Partie, le 18 et le 19 floréal (7 et 8 mai), de Naples et ayant presque partout à lutter sur son passage contre des insurgés, l’armée de Macdonald arrivait le 27 et le 28 (16 et 17 mai) à Rome, le 6 prairial (25 mai) à Florence et le 10 (29 mai) à Lucques. C’est de là que le plan de jonction put être combiné avec Moreau.

Il fut convenu que Macdonald marcherait par Modène, Parme et Plaisance vers Tortone que Moreau atteindrait par Gavi et Novi. Ils n’avaient quelque chance de réussir qu’en faisant vite. Macdonald resta dix jours dans l’inaction en Toscane, alors qu’il ne fallait pas tout ce temps pour reposer ses troupes ; le 21 (9 juin) seulement, il se remettait en route et remportait, le 24 (12 juin), un succès à Modène. Victor venant de Pontremoli descendait en même temps à Borgo San-Donnino où l’avant-garde de Macdonald le rejoignait le 26 (14 juin). Continuant sa marche sur Plaisance où elle entrait le 28 (16 juin), l’armée refoulait un corps autrichien et s’établissait sur la rive gauche de la Trebbia.

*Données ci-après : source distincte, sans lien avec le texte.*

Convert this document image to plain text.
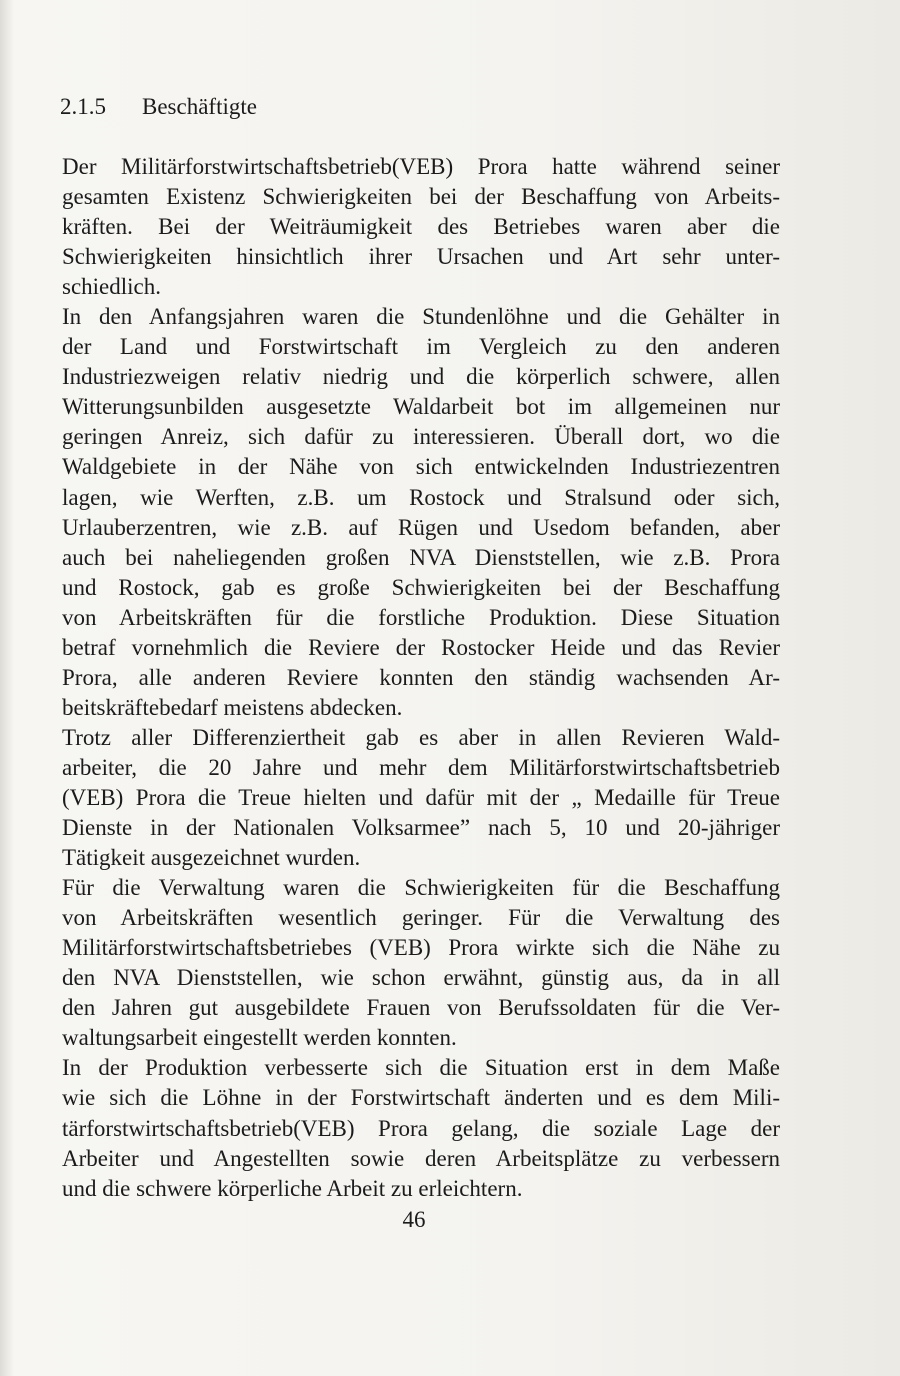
2.1.5 Beschäftigte
Der Militärforstwirtschaftsbetrieb(VEB) Prora hatte während seiner
gesamten Existenz Schwierigkeiten bei der Beschaffung von Arbeits-
kräften. Bei der Weiträumigkeit des Betriebes waren aber die
Schwierigkeiten hinsichtlich ihrer Ursachen und Art sehr unter-
schiedlich.
In den Anfangsjahren waren die Stundenlöhne und die Gehälter in
der Land und Forstwirtschaft im Vergleich zu den anderen
Industriezweigen relativ niedrig und die körperlich schwere, allen
Witterungsunbilden ausgesetzte Waldarbeit bot im allgemeinen nur
geringen Anreiz, sich dafür zu interessieren. Überall dort, wo die
Waldgebiete in der Nähe von sich entwickelnden Industriezentren
lagen, wie Werften, z.B. um Rostock und Stralsund oder sich,
Urlauberzentren, wie z.B. auf Rügen und Usedom befanden, aber
auch bei naheliegenden großen NVA Dienststellen, wie z.B. Prora
und Rostock, gab es große Schwierigkeiten bei der Beschaffung
von Arbeitskräften für die forstliche Produktion. Diese Situation
betraf vornehmlich die Reviere der Rostocker Heide und das Revier
Prora, alle anderen Reviere konnten den ständig wachsenden Ar-
beitskräftebedarf meistens abdecken.
Trotz aller Differenziertheit gab es aber in allen Revieren Wald-
arbeiter, die 20 Jahre und mehr dem Militärforstwirtschaftsbetrieb
(VEB) Prora die Treue hielten und dafür mit der „ Medaille für Treue
Dienste in der Nationalen Volksarmee” nach 5, 10 und 20-jähriger
Tätigkeit ausgezeichnet wurden.
Für die Verwaltung waren die Schwierigkeiten für die Beschaffung
von Arbeitskräften wesentlich geringer. Für die Verwaltung des
Militärforstwirtschaftsbetriebes (VEB) Prora wirkte sich die Nähe zu
den NVA Dienststellen, wie schon erwähnt, günstig aus, da in all
den Jahren gut ausgebildete Frauen von Berufssoldaten für die Ver-
waltungsarbeit eingestellt werden konnten.
In der Produktion verbesserte sich die Situation erst in dem Maße
wie sich die Löhne in der Forstwirtschaft änderten und es dem Mili-
tärforstwirtschaftsbetrieb(VEB) Prora gelang, die soziale Lage der
Arbeiter und Angestellten sowie deren Arbeitsplätze zu verbessern
und die schwere körperliche Arbeit zu erleichtern.
46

Souvorov qui, à la nouvelle de la marche de Macdonald, avait à tout hasard rassemblé ses forces entre Alexandrie et Tortone, jugea que, pour empêcher la jonction avec Moreau, il lui fallait aller sans perdre de temps à la rencontre de Macdonald et, le 29 (17 juin), il arrivait à propos au secours des Autrichiens de nouveau assaillis par les troupes françaises et sur le point de céder. Attaqué le 30 (18 juin), Macdonald dut passer sur la rive droite de la Trebbia ; de part et d’autre, on lutta toute la journée et toute celle du lendemain avec un acharnement qui fut surtout extraordinaire entre les Polonais au service de la France et les Russes. Le soir du 1er messidor (19 juin), les armées ennemies se trouvèrent toujours séparées par le lit de la Trebbia ; ne recevant pas de renforts comme Souvorov, Macdonald ne voulut pas risquer avec des soldats épuisés une quatrième journée de combat et, dans la nuit du 1er au 2 (19 au 20 juin), il battit en retraite par le chemin qu’il avait suivi pour venir. Le 2 (20 juin), la division Victor fut écrasée sur la Nure, torrent coulant à l’est de la Trebbia, parallèlement à cette rivière. Souvorov, ayant éprouvé de grandes pertes et craignant l’arrivée de Moreau, ne fit pas poursuivre davantage Macdonald qui put réorganiser un peu ses troupes, le 4 (22 juin), à Reggio, et atteindre, le 29 (17 juillet), Gênes où elles parvinrent dans un état déplorable.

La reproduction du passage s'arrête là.